Dr Jordan is a Petherick Reader at the National Library of Australia, an internationally recognised Nettie and Vance Palmer scholar, and Adjunct Fellow in History at Monash University. She specialises in research on women at the intersection of literature, history, and environment, and is currently working on a book on the first wave of the women’s movement in Queensland.

This ‘QSA Talks’ presentation addresses how biography intersects with social movement through the lives of early settlers Mary McConnel, Fanny Trundle, Lady Sarah Lilley and others who became suffragists and philanthropists.

The first generation of women settlers in Queensland (arriving before separation from New South Wales in 1859) were profoundly determined by an imperial problematic and colonial encounters. The frontier wars, brutal convict origins and limited number of white women shaped the nature of early free settlement.

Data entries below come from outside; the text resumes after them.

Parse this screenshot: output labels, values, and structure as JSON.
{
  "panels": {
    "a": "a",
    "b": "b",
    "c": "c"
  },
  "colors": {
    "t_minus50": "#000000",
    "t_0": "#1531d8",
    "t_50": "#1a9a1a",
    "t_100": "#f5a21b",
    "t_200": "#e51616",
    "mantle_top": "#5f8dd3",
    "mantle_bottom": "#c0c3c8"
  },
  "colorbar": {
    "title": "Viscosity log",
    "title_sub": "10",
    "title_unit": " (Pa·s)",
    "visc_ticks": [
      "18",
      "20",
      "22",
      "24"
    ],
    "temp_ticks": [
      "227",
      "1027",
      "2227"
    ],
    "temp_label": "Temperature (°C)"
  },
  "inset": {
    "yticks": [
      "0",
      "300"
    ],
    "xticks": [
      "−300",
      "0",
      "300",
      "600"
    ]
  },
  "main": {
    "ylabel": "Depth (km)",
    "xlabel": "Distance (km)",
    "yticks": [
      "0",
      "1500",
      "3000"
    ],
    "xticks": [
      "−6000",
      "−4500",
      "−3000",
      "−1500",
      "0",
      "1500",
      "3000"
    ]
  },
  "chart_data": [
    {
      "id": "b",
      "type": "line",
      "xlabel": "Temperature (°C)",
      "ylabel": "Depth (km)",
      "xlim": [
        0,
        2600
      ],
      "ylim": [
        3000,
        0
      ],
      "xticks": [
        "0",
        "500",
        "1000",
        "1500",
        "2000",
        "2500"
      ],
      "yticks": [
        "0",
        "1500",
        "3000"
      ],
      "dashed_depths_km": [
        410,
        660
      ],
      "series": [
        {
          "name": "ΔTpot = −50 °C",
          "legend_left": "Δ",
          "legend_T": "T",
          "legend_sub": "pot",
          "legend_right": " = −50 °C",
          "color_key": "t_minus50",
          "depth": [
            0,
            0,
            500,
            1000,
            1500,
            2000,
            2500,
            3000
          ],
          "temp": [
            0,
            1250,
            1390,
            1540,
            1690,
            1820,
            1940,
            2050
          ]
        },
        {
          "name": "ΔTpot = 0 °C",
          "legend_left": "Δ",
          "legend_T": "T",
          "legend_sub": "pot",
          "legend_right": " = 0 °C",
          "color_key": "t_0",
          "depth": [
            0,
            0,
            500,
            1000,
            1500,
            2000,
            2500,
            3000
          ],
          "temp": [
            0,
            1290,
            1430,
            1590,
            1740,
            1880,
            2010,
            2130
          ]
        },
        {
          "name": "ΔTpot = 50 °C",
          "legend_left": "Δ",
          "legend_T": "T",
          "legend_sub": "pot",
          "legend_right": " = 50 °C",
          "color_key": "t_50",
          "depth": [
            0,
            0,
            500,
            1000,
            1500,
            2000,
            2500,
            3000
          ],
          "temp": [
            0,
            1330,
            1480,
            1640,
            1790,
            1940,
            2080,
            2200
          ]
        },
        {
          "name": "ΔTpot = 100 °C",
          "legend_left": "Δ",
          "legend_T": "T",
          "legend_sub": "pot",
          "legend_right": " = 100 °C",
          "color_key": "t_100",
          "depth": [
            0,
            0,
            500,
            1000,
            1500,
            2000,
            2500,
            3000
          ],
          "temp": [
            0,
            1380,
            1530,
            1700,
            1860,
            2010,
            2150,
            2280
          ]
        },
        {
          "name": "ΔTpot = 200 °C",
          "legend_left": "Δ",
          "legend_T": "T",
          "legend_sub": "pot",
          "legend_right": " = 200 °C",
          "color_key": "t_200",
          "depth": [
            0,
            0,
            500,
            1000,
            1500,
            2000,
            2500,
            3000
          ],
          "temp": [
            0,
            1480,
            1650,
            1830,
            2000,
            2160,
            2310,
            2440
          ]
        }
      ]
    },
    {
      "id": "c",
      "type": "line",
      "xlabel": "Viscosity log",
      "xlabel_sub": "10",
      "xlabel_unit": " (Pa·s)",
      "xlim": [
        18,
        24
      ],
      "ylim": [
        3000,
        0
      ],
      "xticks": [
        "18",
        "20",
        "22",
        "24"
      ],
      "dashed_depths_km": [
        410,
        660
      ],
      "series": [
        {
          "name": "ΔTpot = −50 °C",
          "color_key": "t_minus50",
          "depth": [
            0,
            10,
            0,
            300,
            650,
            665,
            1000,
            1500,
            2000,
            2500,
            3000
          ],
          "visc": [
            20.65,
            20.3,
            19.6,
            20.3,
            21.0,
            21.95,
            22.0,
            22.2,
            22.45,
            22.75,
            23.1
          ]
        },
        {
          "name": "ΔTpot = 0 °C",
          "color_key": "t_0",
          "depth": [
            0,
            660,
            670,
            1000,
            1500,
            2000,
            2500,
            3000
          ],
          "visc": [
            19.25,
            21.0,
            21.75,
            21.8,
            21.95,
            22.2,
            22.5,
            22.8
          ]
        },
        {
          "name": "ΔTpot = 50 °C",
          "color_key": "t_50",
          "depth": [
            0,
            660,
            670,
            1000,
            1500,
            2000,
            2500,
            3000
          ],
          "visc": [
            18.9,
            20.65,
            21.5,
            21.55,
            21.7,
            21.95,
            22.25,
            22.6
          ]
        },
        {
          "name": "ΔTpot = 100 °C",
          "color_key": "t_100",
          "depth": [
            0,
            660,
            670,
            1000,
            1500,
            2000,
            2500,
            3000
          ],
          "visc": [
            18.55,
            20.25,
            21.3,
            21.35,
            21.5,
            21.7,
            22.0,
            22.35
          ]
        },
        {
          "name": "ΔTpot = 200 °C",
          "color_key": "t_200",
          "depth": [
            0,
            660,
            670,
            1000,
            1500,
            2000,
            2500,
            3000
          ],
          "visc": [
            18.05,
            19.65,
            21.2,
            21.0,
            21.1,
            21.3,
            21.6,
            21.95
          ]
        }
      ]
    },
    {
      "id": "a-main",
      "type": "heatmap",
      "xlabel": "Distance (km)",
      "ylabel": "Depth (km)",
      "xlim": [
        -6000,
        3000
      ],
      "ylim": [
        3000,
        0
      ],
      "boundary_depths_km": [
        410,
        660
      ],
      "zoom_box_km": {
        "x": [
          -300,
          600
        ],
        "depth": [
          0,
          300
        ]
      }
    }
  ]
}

Take-up of pristine Indigenous lands proceeded apace, especially through the promotion of immigration and a land grant system. The male-only vote for the Lower House had strict eligibility requirements, and a white man could have multiple votes depending on assets. Despite the huge influx of settlers who were to outnumber them, pastoralists dominated the economy and parliament for the next fifty years.

The depth of divisions between white women, let alone between women of different races, on the issue of the ‘property’ vote and the impacts of the wage disparity between white and black labour becomes clearer. The version of colonial feminisms these women argued shaped later campaigns for full adult suffrage.